A relação entre o presente e o passado está sincronizada com os movimentos históricos. As tragédias se repetem como se fossem fatos novos, porque poucos reconhecem a relação entre o que passou e o que está acontecendo. Recuperar alguns fatos soterrados nos escombros do esquecimento pode determinar que o futuro não será construído pela escuridão que acompanha a ignorância. Mas, contemporaneamente, essa tarefa não se mostra fácil. Os mecanismos de embotamento intelectual estão cada vez mais sofisticados. A multiplicação de mentiras através das redes sociais, a ausência de reflexão crítica, o negacionismo, o populismo político – são muitos os fatores que impedem que a coerência se estabeleça como um dos elementos de análise.
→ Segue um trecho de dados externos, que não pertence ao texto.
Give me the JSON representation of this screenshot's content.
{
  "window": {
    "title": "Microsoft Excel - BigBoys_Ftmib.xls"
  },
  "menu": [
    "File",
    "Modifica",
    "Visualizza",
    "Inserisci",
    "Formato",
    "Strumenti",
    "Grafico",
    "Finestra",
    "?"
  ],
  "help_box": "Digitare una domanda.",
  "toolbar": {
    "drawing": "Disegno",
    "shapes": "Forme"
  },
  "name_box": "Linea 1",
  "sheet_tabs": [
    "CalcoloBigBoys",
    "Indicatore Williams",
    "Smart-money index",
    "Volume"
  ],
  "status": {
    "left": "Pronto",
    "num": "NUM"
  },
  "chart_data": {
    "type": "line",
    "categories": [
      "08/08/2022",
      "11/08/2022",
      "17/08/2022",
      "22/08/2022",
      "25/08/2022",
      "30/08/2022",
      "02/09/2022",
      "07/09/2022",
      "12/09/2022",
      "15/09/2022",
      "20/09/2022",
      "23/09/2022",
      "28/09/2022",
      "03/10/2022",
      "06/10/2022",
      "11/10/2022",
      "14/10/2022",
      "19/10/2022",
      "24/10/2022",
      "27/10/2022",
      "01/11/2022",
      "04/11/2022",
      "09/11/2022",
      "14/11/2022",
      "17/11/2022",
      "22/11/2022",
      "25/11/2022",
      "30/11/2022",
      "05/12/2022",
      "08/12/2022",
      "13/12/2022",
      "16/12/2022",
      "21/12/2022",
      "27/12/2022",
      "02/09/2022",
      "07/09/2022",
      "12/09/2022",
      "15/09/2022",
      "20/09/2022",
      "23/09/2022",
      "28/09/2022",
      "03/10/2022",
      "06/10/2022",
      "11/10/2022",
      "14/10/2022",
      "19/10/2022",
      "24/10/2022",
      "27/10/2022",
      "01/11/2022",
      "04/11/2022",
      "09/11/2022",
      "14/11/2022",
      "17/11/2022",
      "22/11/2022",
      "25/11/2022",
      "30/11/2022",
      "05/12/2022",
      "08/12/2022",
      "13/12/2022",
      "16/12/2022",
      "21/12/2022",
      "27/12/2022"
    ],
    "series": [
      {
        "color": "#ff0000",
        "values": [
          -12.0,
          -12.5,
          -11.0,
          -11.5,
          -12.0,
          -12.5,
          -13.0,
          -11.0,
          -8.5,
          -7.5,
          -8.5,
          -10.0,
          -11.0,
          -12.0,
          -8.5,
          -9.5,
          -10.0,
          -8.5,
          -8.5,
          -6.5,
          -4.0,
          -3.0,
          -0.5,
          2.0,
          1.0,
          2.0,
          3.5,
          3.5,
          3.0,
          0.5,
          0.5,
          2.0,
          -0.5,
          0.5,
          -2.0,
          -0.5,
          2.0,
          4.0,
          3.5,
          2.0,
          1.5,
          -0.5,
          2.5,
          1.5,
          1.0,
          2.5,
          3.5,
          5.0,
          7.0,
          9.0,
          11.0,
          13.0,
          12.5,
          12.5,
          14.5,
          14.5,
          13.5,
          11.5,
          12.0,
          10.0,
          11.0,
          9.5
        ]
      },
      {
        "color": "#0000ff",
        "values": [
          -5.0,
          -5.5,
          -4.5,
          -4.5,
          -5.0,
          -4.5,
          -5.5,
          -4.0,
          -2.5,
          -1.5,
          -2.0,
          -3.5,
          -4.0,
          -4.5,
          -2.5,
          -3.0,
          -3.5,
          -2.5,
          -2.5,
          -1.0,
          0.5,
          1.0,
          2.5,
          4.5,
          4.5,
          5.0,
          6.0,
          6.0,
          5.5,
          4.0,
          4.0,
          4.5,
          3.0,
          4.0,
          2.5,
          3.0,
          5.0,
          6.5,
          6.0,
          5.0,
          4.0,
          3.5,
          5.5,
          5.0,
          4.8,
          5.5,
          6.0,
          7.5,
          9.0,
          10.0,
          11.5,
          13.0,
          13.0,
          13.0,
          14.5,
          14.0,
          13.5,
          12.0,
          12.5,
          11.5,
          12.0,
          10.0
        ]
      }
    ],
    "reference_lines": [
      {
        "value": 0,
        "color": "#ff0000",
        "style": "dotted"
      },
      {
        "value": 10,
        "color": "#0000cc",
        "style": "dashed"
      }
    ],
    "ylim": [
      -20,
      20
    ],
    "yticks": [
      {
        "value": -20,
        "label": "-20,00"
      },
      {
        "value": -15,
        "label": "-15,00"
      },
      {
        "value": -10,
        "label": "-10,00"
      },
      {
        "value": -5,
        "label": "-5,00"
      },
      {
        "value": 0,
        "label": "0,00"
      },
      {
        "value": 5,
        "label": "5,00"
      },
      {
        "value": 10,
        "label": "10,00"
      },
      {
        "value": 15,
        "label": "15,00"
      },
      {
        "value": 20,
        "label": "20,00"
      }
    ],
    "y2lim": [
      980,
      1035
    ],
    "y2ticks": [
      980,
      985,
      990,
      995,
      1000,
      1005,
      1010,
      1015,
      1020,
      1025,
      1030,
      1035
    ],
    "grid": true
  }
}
O tempo narrativo do filme Ainda estou aqui (Dir. Walter Moreira Salles Júnior, 2024), baseado no livro homônimo de Marcelo Rubens Paiva, está situado nos anos 70 do século XX. Os sequestros de vários diplomatas estrangeiros serviram de desculpa para que o governo começasse uma série de prisões indiscriminadas, visando descobrir quem estava apoiando os grupos armados de resistência ao regime militar. Várias pessoas desapareceram, depois que foram presas, interrogadas e torturadas. Entre elas, o ex-deputado federal Rubens Paiva.
A luta de Eunice (Maria Lucrécia Eunice Facciolla Paiva) para tentar encontrar o marido (e sustentar os cinco filhos) constitui a espinha dorsal do filme. Com a ausência de Rubens, o mundo familiar, até então alegre, desmorona. Para complicar, Eunice e uma das filhas, Eliana, são levadas para prestar declarações. Os órgãos de repressão querem obter informações – que elas não podem fornecer. A menina é libertada no dia seguinte. Eunice permanece detida vários dias.
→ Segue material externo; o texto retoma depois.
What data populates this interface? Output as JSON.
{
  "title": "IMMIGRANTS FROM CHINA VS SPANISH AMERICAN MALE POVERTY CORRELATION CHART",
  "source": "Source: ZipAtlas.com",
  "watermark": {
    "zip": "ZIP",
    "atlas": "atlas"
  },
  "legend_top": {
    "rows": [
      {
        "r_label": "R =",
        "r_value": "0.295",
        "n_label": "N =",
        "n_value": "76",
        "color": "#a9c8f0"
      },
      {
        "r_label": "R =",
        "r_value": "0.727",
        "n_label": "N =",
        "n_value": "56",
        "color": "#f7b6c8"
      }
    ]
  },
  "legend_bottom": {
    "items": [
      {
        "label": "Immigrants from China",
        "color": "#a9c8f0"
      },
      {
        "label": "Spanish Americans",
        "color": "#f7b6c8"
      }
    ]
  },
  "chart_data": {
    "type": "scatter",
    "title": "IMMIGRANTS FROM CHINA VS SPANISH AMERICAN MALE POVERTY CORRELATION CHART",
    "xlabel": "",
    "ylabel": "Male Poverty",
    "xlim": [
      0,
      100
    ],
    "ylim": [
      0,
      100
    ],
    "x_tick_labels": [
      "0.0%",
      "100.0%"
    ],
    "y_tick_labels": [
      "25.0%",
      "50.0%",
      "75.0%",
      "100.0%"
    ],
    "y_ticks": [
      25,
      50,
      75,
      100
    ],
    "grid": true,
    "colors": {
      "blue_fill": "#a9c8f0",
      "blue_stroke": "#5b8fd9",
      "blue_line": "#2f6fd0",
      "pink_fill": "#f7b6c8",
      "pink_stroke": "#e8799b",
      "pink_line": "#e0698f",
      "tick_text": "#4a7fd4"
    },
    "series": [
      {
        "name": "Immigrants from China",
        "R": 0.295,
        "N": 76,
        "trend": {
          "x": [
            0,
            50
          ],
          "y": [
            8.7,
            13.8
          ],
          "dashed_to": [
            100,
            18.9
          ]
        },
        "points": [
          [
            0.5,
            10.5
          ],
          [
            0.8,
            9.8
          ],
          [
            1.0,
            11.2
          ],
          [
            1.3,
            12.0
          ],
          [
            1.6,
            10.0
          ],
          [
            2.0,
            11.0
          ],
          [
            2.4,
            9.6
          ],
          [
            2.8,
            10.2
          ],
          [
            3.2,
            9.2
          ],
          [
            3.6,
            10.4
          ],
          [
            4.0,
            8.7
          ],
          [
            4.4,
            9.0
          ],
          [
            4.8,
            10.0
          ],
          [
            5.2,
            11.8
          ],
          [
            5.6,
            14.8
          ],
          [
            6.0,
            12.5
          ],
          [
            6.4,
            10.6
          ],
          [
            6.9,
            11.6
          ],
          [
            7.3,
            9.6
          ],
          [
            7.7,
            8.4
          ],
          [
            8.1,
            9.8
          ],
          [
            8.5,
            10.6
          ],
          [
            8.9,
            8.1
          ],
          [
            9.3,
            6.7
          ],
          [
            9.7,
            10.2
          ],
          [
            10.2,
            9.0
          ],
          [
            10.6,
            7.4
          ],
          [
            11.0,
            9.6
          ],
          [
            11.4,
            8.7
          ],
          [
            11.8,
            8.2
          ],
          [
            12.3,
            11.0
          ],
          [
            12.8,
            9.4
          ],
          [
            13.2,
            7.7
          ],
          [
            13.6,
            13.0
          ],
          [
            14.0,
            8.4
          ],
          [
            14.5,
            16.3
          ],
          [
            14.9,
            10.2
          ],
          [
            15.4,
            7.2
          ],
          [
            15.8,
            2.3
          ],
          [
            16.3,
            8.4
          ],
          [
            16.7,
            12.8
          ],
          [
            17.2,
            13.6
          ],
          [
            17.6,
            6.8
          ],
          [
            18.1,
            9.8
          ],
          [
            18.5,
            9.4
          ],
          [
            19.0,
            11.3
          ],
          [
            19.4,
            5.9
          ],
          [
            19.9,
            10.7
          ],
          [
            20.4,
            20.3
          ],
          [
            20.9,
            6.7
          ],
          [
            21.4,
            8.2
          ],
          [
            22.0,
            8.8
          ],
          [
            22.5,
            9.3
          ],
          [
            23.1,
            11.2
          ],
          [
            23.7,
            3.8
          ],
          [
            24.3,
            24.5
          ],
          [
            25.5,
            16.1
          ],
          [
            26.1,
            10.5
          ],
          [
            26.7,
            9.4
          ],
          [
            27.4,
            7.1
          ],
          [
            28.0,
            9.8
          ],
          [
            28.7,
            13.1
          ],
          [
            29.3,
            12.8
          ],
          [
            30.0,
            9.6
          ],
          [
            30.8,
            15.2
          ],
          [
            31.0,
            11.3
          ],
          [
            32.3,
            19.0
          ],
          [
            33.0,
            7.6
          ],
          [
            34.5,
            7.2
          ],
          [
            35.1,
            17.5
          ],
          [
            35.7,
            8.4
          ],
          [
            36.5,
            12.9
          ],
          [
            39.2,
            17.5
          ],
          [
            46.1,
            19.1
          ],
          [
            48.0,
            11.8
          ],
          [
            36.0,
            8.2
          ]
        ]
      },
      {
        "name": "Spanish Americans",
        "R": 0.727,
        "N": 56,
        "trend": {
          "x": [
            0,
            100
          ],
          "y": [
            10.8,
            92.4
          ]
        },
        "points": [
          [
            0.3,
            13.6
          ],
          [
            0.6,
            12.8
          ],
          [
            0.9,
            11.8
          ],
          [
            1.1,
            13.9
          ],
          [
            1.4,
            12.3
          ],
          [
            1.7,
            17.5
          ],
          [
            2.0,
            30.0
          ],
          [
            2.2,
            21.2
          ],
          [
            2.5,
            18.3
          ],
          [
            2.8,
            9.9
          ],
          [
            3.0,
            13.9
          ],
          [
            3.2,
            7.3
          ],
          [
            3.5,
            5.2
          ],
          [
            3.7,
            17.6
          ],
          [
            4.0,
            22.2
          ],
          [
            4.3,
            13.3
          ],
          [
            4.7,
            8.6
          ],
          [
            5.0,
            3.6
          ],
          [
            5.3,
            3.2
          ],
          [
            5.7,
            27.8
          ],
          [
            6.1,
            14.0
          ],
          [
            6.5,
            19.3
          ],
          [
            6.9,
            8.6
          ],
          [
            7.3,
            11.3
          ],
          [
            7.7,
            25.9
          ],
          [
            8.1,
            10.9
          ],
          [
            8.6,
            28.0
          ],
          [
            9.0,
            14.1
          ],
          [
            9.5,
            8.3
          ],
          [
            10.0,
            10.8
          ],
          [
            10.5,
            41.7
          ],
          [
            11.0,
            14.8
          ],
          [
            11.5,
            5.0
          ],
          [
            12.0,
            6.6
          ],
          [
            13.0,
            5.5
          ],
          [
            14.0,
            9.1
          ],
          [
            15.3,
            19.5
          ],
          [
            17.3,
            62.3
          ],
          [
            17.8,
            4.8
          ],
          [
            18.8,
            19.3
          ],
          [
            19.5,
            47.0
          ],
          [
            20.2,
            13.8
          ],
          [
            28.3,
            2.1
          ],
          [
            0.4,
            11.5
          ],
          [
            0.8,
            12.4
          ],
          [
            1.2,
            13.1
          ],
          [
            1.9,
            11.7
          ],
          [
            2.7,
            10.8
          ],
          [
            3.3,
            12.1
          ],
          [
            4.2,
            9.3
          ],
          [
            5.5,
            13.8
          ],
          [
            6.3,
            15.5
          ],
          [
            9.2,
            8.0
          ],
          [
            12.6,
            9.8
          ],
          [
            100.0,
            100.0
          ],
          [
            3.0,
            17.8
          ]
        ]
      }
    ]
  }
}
O momento em que Eunice, depois que volta para casa e toma banho constitui uma das cenas mais emblemáticas. Mais do que limpar a sujeira corporal, quer expurgar o abjeto, os resíduos da barbárie. Mas esse momento particular está longe da questão concreta: o horror patrocinado pelas forças armadas continuou até 1985. E a certidão de óbito de Rubens só foi concedida pelo governo em 1996.
A presença do exército e da aeronáutica em todos os lugares, o enterro do cachorro (que foi atropelado), a interdição aos jogos de vôlei na praia, a falta de sensibilidade do gerente do banco, despedir a empregada, as cartas da filha que está em Londres, a mudança para São Paulo – o filme está repleto de pequenos acontecimentos. São esses fragmentos humanos, conduzidos com leveza e intensidade, que fogem do melodrama e, ao mesmo tempo, causam empatia no espectador.
O filme também cumpre com as expectativas de mostrar a violência do período ditatorial, embora alguns espectadores reclamem da ausência de ação (segundo o padrão do cinema estadunidense). Salvo uma ou outra cena, a escolha de um andamento narrativo lento contempla uma melhor definição dos personagens e das emoções. Nada do que está inscrito fora do ambiente doméstico serve de dispersão. Por isso, o campo de visão proposto pelo roteiro está limitado ao núcleo familiar.
A
excelente atuação de Selton Melo e Fernanda Torres adiciona qualidade e
segurança ao enredo – que termina com a magistral presença de Fernanda
Montenegro (sem emitir uma palavra, a tela iluminada por sua presença).